TRANSMISSÃO DA SIFILIS
• A sifilis é uma doença transmitida pela via
sexual (sifilis adquirida) e verticalmente (sifilis
congenita) pela placenta da mae para o feto.
• O contato com a s lesoes contagiantes (cancro
duro e lesoes secundarias) pelos orgaos
genitais é responsavel por 95% dos casos de
sifilis.
SIFILIS PRIMARIA
• A lesao especifica da sifilis primaria é o cancro duro ou
protossifiloma, que surge no local da inoculação em media 3
semanas após a infecção.
• É inicialmente uma papula de cor rosea, que evolui para um
vermelho mais intenso e exulceração.
• Em geral o cancro é único, indolor, praticamente sem manifestações
inflamatorias.
• Localiza-se na regiao genital em 95% dos casos.
• As localizações extragenitais mais comuns são a regiao anal, boca,
lingua e regiao mamaria.
• O cancro regride espontaneamente em periodo que varia de 4 a 5
semanas sem deixar cicatriz.
• A ausencia de lesao primaria geralmente decorre de transfusao com
sangue infectado.
SIFILIS SECUNDARIA
• Após um periodo de latencia que pode durar de 6 a 8 semanas, a doença
entrara novamente em atividade.
• Dessa vez, o acometimento afetara a pele e os orgaos internos
correspondendo à distribuição do Treponema por todo o corpo.
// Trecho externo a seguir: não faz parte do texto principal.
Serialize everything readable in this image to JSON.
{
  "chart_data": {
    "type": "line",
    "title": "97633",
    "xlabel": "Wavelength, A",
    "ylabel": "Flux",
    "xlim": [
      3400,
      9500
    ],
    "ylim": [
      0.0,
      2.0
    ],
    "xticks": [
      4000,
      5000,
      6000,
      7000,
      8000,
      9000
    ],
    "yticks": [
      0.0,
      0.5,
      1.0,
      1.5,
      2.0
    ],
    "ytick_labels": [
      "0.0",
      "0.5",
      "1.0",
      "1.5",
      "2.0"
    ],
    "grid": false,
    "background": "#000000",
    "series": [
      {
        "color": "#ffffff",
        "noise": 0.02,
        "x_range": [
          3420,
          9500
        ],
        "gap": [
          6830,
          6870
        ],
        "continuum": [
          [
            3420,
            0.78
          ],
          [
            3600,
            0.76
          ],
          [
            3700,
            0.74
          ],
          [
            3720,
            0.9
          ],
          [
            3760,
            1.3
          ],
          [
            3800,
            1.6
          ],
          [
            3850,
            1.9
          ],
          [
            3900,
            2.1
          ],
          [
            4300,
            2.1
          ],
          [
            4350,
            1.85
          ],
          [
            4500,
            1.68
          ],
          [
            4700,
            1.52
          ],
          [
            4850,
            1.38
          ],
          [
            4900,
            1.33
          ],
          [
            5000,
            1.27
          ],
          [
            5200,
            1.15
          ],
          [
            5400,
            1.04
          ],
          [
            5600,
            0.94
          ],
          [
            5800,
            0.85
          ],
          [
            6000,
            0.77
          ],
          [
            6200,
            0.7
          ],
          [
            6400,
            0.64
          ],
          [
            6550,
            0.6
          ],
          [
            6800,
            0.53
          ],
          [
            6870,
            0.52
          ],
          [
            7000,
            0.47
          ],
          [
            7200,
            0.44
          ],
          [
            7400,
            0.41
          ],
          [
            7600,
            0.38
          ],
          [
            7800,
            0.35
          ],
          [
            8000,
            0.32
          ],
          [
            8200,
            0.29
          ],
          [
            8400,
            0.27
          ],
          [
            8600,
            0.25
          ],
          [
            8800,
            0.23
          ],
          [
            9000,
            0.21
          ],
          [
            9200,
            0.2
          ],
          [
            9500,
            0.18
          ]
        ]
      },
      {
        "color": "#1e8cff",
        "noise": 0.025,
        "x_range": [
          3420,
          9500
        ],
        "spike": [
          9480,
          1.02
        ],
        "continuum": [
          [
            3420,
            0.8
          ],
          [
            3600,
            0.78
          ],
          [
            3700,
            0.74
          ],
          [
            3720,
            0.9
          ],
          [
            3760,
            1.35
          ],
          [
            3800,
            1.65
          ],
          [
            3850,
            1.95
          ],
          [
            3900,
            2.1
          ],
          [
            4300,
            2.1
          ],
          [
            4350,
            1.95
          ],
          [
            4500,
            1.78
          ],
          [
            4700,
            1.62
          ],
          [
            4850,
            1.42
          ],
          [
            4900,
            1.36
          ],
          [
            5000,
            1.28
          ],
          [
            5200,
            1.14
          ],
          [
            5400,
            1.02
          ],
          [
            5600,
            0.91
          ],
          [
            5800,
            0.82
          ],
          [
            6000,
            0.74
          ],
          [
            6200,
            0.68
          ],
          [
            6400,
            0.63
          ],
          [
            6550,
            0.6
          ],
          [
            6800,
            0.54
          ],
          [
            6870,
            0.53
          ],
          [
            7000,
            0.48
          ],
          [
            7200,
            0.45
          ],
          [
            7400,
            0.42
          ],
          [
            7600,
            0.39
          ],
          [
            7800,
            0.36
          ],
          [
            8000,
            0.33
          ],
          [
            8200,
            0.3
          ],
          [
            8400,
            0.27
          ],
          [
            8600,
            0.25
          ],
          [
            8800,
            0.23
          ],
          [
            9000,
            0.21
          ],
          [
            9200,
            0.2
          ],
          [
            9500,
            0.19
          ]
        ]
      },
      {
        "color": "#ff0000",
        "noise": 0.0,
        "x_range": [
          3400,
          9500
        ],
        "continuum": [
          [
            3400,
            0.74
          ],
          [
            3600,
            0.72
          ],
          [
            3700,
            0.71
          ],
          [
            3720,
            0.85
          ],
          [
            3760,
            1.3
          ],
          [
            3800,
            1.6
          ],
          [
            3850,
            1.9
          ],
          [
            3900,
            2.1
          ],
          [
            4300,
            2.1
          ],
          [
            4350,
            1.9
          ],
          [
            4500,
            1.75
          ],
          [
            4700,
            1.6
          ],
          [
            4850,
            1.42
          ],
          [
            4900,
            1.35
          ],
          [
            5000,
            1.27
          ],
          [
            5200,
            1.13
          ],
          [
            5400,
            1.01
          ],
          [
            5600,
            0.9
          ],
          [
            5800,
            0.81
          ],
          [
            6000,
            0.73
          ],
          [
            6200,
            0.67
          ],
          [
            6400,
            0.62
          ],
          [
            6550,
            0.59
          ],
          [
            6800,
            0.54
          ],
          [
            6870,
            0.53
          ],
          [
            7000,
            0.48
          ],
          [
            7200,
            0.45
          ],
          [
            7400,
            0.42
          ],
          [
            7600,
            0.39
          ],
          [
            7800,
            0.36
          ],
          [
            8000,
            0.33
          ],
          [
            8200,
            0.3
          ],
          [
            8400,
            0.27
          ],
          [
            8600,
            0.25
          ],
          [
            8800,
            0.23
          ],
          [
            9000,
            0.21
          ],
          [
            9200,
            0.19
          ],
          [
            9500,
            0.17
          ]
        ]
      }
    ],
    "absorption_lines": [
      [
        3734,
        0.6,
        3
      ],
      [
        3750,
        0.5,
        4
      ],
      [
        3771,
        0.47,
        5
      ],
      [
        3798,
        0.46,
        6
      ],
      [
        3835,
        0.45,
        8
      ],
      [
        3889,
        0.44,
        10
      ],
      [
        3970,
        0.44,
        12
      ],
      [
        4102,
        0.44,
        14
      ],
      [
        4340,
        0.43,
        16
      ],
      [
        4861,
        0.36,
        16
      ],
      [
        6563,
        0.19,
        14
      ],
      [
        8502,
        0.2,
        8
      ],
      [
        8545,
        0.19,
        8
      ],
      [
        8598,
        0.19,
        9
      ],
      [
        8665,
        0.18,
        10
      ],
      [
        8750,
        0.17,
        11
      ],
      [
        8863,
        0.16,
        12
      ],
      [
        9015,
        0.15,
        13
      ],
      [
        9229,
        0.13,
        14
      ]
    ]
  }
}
• Na pele podem se apresentar sob a forma de maculas de cor eritematosa
de duração efemera (curta duração).
• O acometimento das regioes palmares e plantares é bem caracteristico.
Algumas vezes a descamação é intensa, atribuindo aspecto psorisiforme
às lesoes.
• Os condilomas (pápulas) são altamente contagiosas pois são ricas em
Treponemas.
• A fase secundaria evolui no primeiro e segundo ano da doença com novos
surtos que regridem espontaneamente seguidos por periodos de latencia
cada vez mais longos.
• Por fim, os surtos desaparecem e um grande periodo de latencia se
estabelece.
SIFILIS TERCIARIA
• Os pacientes nessa fase desenvolvem lesoes
localizadas envolvendo pele e mucosas,
sistema cardiovascular e nervoso.
• No geral, a caracteristica das lesoes terciarias
é a formação de granuloma (inflamação no
tecido em forma de nodulos) destrutivos
(gomas) e ausencia quase total de
treponemas.
• Podem estar acometidos ainda ossos, musculo
e figado.
SIFILIS CARDIOVASCULAR
• Sintomas geralmente se desenvolvem entre 10
a 30 anos após a infecção inicial.
• O acometimento vascular mais comum é a
aortite.
• Principalmente a aorta ascendente e no geral
é assintomatica.
• As principais complicações da aortite são o
aneurisma, insuficiencia da valvula aortica.
NEUROSSIFILIS
• A invasao das meninges pelo Treponema é precoce de 12 a
18 meses após a infecção. Desaparece espontaneamente
em 70% dos casos sem tratamento.
• Quando a infecção persiste é estabelecido a neurossífilis
que pode ser assintomatica ou sintomatica.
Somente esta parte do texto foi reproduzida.